Mike Klis Documents Evan Mathis’s Journey To Super Bowl Champion

There is so much good stuff in this article, but it’s important to highlight the key factor that led Mathis from Philadelphia to Denver.  As Mathis said to Klis:

There were many things that Chip had done that showed me he wasn’t building a championship team. Two of the main issues that concerned me were: 1. A never-evolving, vanilla offense that forced our own defense to play higher than normal play counts. 2. His impatience with certain personality types even when they were blue-chip talents. The Broncos team I was on would have eaten Chip alive. I don’t think he could have handled the plethora of large personalities.

The first point should be a strong point against Kelly being some revolutionary genius. But the second point is more important, and it’s is a trap that so many coaches coming from college fall into. It’s easy enough to run over college-aged personalities, but players in the NFL have been through that gauntlet before, and aren’t interested in getting run over again after that experience.

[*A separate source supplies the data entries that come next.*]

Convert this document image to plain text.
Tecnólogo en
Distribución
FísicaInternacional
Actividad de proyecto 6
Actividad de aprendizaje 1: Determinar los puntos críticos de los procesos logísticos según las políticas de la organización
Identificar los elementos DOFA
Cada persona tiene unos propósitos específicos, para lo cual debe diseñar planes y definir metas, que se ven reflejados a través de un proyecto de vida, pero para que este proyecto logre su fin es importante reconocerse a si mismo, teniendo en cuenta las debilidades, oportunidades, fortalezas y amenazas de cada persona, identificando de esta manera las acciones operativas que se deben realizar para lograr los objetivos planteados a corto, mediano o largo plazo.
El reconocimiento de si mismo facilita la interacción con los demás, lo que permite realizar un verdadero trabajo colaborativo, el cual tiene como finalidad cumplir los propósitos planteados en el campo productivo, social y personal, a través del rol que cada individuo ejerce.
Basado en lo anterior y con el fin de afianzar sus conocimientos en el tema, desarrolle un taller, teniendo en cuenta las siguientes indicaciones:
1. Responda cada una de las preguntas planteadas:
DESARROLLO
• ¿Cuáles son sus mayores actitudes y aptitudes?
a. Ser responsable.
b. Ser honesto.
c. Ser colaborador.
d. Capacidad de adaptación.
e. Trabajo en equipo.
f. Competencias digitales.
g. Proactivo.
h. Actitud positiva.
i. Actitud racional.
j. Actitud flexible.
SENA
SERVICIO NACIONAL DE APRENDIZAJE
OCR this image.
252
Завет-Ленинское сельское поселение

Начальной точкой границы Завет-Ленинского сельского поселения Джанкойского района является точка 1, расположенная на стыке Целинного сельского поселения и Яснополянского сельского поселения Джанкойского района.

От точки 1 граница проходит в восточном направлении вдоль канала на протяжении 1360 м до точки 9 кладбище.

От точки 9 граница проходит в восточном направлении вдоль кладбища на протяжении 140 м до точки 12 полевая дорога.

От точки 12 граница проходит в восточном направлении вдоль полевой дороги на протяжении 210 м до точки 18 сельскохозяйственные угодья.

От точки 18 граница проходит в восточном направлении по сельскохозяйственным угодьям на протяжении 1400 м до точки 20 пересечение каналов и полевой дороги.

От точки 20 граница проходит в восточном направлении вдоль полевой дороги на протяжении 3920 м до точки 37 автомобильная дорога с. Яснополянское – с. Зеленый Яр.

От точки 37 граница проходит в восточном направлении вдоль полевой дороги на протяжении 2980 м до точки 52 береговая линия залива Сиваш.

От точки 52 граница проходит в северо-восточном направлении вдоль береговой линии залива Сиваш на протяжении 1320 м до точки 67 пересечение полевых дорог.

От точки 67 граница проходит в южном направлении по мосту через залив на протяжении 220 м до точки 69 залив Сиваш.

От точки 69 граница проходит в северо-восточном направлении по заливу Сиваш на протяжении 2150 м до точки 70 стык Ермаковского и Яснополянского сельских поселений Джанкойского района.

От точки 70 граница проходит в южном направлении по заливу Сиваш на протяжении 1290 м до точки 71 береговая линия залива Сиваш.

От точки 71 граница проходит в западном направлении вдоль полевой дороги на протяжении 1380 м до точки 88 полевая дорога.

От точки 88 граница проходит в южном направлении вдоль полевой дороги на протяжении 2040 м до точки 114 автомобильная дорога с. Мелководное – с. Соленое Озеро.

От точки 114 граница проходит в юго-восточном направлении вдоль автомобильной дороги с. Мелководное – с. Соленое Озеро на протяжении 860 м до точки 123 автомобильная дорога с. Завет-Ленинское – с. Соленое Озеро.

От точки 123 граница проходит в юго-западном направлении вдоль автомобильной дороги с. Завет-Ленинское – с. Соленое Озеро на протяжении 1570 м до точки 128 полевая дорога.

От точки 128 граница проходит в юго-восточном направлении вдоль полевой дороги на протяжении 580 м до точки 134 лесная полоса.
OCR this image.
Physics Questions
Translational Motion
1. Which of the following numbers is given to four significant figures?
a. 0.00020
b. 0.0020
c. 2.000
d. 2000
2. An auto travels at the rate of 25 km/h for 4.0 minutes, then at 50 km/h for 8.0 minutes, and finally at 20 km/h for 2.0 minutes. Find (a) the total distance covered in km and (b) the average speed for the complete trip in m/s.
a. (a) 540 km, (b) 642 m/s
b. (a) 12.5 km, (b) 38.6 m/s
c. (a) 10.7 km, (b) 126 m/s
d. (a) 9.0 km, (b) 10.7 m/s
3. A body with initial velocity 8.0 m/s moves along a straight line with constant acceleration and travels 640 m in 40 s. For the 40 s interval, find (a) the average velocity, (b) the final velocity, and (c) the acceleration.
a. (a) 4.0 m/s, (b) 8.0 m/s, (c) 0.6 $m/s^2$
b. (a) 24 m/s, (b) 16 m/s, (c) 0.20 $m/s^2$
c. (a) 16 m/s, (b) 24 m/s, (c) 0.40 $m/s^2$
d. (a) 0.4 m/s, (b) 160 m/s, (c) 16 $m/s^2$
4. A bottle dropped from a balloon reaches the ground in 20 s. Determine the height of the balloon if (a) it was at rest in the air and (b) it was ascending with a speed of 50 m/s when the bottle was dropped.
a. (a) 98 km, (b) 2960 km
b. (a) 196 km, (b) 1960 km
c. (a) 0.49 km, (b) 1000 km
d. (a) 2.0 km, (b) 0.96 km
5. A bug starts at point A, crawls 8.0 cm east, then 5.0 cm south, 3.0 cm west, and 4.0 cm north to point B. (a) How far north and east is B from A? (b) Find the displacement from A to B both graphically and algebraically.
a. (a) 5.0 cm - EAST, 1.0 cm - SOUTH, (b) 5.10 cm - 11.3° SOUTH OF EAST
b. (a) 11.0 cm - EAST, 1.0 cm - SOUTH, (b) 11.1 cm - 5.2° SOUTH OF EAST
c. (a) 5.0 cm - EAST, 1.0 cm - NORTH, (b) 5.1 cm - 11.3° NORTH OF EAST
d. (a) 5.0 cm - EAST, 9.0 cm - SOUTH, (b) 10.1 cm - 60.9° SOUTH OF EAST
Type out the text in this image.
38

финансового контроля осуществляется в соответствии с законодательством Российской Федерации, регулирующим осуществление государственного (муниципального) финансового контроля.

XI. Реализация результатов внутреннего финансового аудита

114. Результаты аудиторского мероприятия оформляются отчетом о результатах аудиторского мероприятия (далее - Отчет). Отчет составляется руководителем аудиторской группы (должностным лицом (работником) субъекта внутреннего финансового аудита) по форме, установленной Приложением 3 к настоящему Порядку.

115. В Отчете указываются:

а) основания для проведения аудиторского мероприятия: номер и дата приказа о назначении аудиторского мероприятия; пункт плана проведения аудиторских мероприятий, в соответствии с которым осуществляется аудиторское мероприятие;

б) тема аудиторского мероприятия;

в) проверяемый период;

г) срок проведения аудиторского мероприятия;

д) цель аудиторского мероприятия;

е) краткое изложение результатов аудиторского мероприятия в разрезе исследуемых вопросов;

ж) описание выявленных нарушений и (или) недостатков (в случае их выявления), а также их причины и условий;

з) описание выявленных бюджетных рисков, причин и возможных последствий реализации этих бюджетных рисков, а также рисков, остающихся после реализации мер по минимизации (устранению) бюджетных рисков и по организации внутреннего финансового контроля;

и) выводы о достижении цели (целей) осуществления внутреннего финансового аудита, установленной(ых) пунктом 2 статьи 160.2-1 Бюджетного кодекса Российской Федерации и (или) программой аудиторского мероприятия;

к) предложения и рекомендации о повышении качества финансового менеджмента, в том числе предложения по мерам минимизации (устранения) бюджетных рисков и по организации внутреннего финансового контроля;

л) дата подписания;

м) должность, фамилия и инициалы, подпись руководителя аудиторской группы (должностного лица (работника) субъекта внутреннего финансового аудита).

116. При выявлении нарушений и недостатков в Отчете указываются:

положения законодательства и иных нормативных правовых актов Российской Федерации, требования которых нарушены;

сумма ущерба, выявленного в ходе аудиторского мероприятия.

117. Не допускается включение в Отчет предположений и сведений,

I also have to highlight how he demanded to leave Philly, in a way that is a prime example of Mathis’s humor:

Most players would use their agent to handle such a task. Mathis directly texted Kelly with a YouTube video of Engelbert Humperdink singing, “Please release me, let me go. …

Given the injuries that he was going through, I would have preferred “I’ll hold the pain, release me“, but if the goal was maximum annoyance of Kelly, pure 1980s ballads are the way to go.